My body comes out of its sleepy haze, sparking to life and crackling like fireworks.

“Sofa’s not going to work,” he rasps between kisses.

He stands up with my legs wrapped around his waist and heads to the bedroom.

We fall onto the bed, and I’m on top of him again, pulling his T-shirt up his body and drinking in the sight of him.

He makes quick work of my flowered, button-down, sleeveless top, practically ripping the buttons off in his haste.

He pauses just to take in the sight of my lacy pink bra, but then that’s yanked off, too, along with the rest of my clothes.

He flips us over, discards the rest of his clothes, and presses his body against mine. His fingers travel down my body, along my legs, back up to my thighs. His teeth graze my tattoo.

“What did you do with those condoms?” I breathe, my heart rate in a full sprint, my entire body trembling with need and apprehension.

“There are some in the nightstand,” he says, but he doesn’t move to get them.

“What are you waiting for?”

“You, princess.”

“I’m ready.”

“Not for our first time, you’re not.”

I stiffen. Holy shit. Does he know? “Wh-what do you mean?” I stammer out.

“I mean it’s been a really rough few days for you. I don’t want you to do it because you’re not in a good head space, you know? I don’t want you regretting anything.”

“All I’m hearing is ‘I don’t want you.’”

He rolls us over and wraps his hands around my wrists.

There’s no humor in his eyes. They’re wild.

“I want you more than I’ve wanted anyone in my life.

I dream about you, Angie. I dream about fucking you.

All the time. I just need to think about how your hair smells and I get hard.

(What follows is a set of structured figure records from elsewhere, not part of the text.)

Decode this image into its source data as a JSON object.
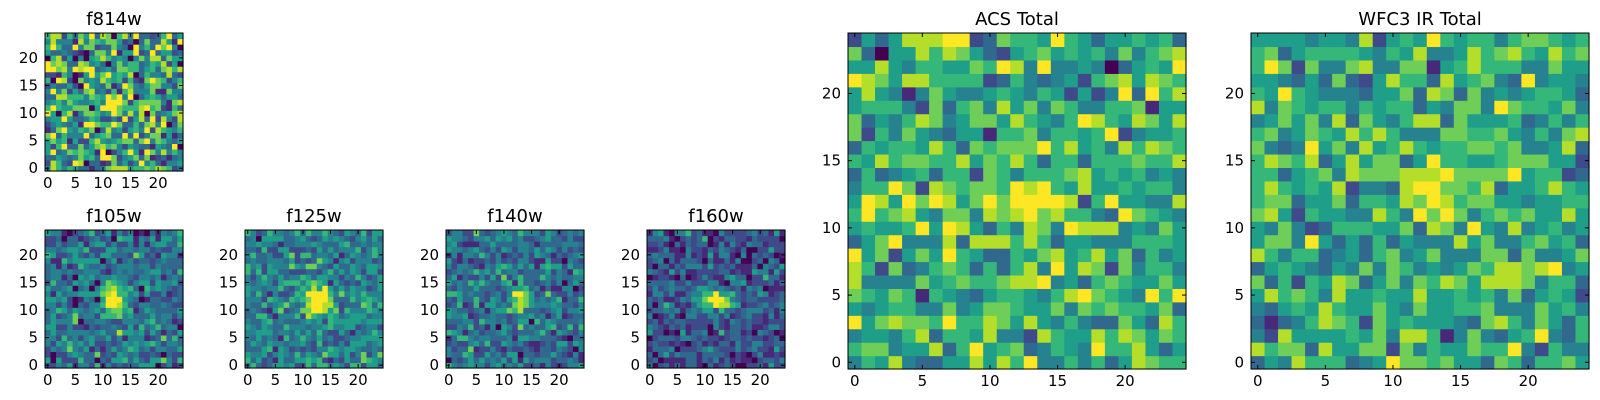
{
  "chart_data": [
    {
      "type": "heatmap",
      "title": "f814w",
      "xlim": [
        -0.5,
        24.5
      ],
      "ylim": [
        -0.5,
        24.5
      ],
      "xticks": [
        "0",
        "5",
        "10",
        "15",
        "20"
      ],
      "yticks": [
        "0",
        "5",
        "10",
        "15",
        "20"
      ],
      "grid_size": 25,
      "noise": 0.26,
      "source": {
        "x": 12,
        "y": 12,
        "sx": 1.6,
        "sy": 0.9,
        "amp": 0.8
      },
      "base": 0.55,
      "seed": 11
    },
    {
      "type": "heatmap",
      "title": "f105w",
      "xlim": [
        -0.5,
        24.5
      ],
      "ylim": [
        -0.5,
        24.5
      ],
      "xticks": [
        "0",
        "5",
        "10",
        "15",
        "20"
      ],
      "yticks": [
        "0",
        "5",
        "10",
        "15",
        "20"
      ],
      "grid_size": 25,
      "noise": 0.14,
      "source": {
        "x": 12,
        "y": 12,
        "sx": 1.3,
        "sy": 2.0,
        "amp": 0.75
      },
      "base": 0.38,
      "seed": 23
    },
    {
      "type": "heatmap",
      "title": "f125w",
      "xlim": [
        -0.5,
        24.5
      ],
      "ylim": [
        -0.5,
        24.5
      ],
      "xticks": [
        "0",
        "5",
        "10",
        "15",
        "20"
      ],
      "yticks": [
        "0",
        "5",
        "10",
        "15",
        "20"
      ],
      "grid_size": 25,
      "noise": 0.13,
      "source": {
        "x": 13,
        "y": 12,
        "sx": 1.6,
        "sy": 1.8,
        "amp": 0.7
      },
      "base": 0.45,
      "seed": 37
    },
    {
      "type": "heatmap",
      "title": "f140w",
      "xlim": [
        -0.5,
        24.5
      ],
      "ylim": [
        -0.5,
        24.5
      ],
      "xticks": [
        "0",
        "5",
        "10",
        "15",
        "20"
      ],
      "yticks": [
        "0",
        "5",
        "10",
        "15",
        "20"
      ],
      "grid_size": 25,
      "noise": 0.14,
      "source": {
        "x": 13,
        "y": 12,
        "sx": 1.0,
        "sy": 1.8,
        "amp": 0.75
      },
      "base": 0.38,
      "seed": 41
    },
    {
      "type": "heatmap",
      "title": "f160w",
      "xlim": [
        -0.5,
        24.5
      ],
      "ylim": [
        -0.5,
        24.5
      ],
      "xticks": [
        "0",
        "5",
        "10",
        "15",
        "20"
      ],
      "yticks": [
        "0",
        "5",
        "10",
        "15",
        "20"
      ],
      "grid_size": 25,
      "noise": 0.14,
      "source": {
        "x": 12,
        "y": 12,
        "sx": 2.0,
        "sy": 1.3,
        "amp": 0.8
      },
      "base": 0.28,
      "seed": 53
    },
    {
      "type": "heatmap",
      "title": "ACS Total",
      "xlim": [
        -0.5,
        24.5
      ],
      "ylim": [
        -0.5,
        24.5
      ],
      "xticks": [
        "0",
        "5",
        "10",
        "15",
        "20"
      ],
      "yticks": [
        "0",
        "5",
        "10",
        "15",
        "20"
      ],
      "grid_size": 25,
      "noise": 0.17,
      "source": {
        "x": 13,
        "y": 12,
        "sx": 1.8,
        "sy": 1.0,
        "amp": 0.5
      },
      "base": 0.6,
      "seed": 67
    },
    {
      "type": "heatmap",
      "title": "WFC3 IR Total",
      "xlim": [
        -0.5,
        24.5
      ],
      "ylim": [
        -0.5,
        24.5
      ],
      "xticks": [
        "0",
        "5",
        "10",
        "15",
        "20"
      ],
      "yticks": [
        "0",
        "5",
        "10",
        "15",
        "20"
      ],
      "grid_size": 25,
      "noise": 0.16,
      "source": {
        "x": 13,
        "y": 13,
        "sx": 1.5,
        "sy": 1.6,
        "amp": 0.5
      },
      "base": 0.6,
      "seed": 79
    }
  ],
  "colormap": [
    "#440154",
    "#482878",
    "#3e4a89",
    "#31688e",
    "#26828e",
    "#1f9e89",
    "#35b779",
    "#6ece58",
    "#b5de2b",
    "#fde725"
  ]
}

It’s happened in the middle of Property class, for Christ’s sake.

But I want to show you I can do this. I can wait for you.

I can wait for a day that we didn’t see your burned-out house three days after escaping from a burning town.

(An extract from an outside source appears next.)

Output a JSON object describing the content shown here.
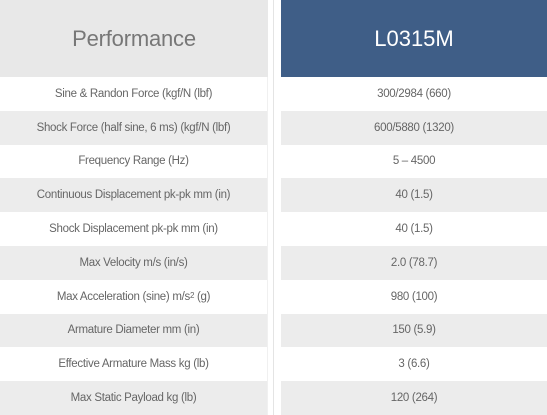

I want you, but I want you happy and not stressed out and not just looking for a way to get out of your head. Okay?”

I stare at him for a few seconds, kind of stunned. I thought sex would just be sex for him. It had never entered the realm of possibility that he thought about it on this level. An emotional level. Wow.

“Okay,” I whisper.

“Okay,” he says and touches his forehead to mine. Then he kisses me, and his smiling eyes are back. “Now go the fuck down on me, please. I’m dying over here.”